From the Sanford Herald, May 26, 2011 (http://sanfordherald.com/bookmark/13380994-A-vital-need-for-families-for-100-years)
SANFORD — For decades, rural women in Lee County relied on home demonstration agents like Eunice Cameron to teach them about food canning, advanced sewing and general household management.
“I can’t think of anything we didn’t have in regular homemaking,” said the 97-year-old Cameron, who also named flower arranging, embroidery and picture framing among the skills she helped others master.
Although its methods have evolved, the North Carolina Cooperative Extension’s Family and Consumer Sciences Program is still operating — with the mission of educating families on health, safety and environmental issues. On Wednesday, more than 850 delegates from across the state will gather at the McKimmon Center in Raleigh to mark the program’s 100th anniversary.
“I’m hoping to see some of the people I knew many years ago,” said Cameron, who will be among 18 representatives attending from Lee County.
Cameron followed her mother into the FCS program as a young adult. Listing some of the activities she recalls being involved in, Cameron said, “We made clothes, we made baskets; when we didn’t have enough shelves, we made shelves for our cabinets.”
“It has been of tremendous benefit,” Cameron continued. “I thought it was the next thing to a college education for those who couldn’t go to college.”
The program got its start in 1911 with Jane McKimmon, who was hired as the state’s first home demonstration agent. Around the turn of the century, “tomato clubs” started to sprout up in Lee County and throughout North Carolina.

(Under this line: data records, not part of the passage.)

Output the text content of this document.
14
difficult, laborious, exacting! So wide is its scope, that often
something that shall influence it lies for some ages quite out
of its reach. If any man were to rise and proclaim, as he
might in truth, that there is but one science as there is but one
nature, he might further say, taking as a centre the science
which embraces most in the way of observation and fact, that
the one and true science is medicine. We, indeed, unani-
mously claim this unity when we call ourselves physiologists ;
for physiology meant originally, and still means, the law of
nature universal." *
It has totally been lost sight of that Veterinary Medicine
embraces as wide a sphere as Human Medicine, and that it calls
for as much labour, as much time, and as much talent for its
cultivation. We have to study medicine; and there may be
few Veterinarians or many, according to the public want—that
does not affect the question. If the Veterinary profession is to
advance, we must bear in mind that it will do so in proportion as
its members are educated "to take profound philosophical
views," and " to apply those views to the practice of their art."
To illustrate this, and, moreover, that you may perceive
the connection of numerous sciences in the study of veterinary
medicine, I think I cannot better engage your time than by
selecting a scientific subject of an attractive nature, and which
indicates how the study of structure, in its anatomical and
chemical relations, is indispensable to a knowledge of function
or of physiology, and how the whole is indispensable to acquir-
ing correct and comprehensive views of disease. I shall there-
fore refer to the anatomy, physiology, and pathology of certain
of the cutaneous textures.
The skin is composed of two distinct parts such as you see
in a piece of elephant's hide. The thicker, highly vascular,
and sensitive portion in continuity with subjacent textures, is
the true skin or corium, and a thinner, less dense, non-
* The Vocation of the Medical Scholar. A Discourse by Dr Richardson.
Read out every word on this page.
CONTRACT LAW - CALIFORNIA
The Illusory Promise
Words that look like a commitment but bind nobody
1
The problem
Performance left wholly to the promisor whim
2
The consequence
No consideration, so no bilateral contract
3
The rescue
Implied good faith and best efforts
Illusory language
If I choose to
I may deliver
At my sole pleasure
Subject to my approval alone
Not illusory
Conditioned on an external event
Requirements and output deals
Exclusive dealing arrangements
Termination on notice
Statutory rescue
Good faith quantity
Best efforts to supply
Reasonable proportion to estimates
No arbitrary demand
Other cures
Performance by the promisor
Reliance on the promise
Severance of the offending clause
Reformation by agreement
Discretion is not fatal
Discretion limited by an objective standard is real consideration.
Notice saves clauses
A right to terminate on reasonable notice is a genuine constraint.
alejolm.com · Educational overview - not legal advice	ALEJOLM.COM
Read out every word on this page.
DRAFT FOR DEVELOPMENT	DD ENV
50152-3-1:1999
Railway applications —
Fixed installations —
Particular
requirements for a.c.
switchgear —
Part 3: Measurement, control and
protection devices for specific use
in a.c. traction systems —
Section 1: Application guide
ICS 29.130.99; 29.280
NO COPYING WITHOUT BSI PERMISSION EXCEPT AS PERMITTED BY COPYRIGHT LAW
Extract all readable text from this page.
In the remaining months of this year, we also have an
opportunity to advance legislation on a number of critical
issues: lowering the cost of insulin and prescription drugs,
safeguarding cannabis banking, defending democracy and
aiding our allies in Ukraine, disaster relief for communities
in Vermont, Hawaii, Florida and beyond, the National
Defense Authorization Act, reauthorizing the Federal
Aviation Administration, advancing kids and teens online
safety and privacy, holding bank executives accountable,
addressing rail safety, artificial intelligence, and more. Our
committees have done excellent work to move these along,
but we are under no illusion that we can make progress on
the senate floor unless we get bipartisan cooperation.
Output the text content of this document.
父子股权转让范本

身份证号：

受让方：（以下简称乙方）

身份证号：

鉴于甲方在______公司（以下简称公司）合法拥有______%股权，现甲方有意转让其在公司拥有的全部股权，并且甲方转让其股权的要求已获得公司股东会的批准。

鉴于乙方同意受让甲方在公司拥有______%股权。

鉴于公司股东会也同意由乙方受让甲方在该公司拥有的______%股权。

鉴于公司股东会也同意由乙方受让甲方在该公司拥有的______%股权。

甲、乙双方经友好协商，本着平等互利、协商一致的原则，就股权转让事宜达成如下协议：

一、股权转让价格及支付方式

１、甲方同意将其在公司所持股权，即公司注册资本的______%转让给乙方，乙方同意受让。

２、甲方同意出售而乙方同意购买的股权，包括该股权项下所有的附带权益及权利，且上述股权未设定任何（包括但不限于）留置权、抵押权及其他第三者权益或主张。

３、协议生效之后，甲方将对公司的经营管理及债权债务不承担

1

Locally, in 1915, groups of young women would grow the crop and then learn to prepare it for canning. The focus soon expanded to preservation of all foods, and then later encompassed family health and weight control.
During World War II, home demonstration projects centered on stretching available resources — by means such as making cotton mattresses and planting victory gardens. Throughout the decades, residents across the state and county have learned to repair and refinish furniture, decorate their homes, preserve food, construct clothing, landscape their homes, manage money and increase family income through cottage industries — among other skills.
“At one time, we had over 20-some clubs in Lee County, who improved the quality of life in rural areas through education programs,” said Lee County Extension Director and family and consumer science agent Susan Condlin. “As we grew, and they grew, they started to offer them to all people — not just rural women.”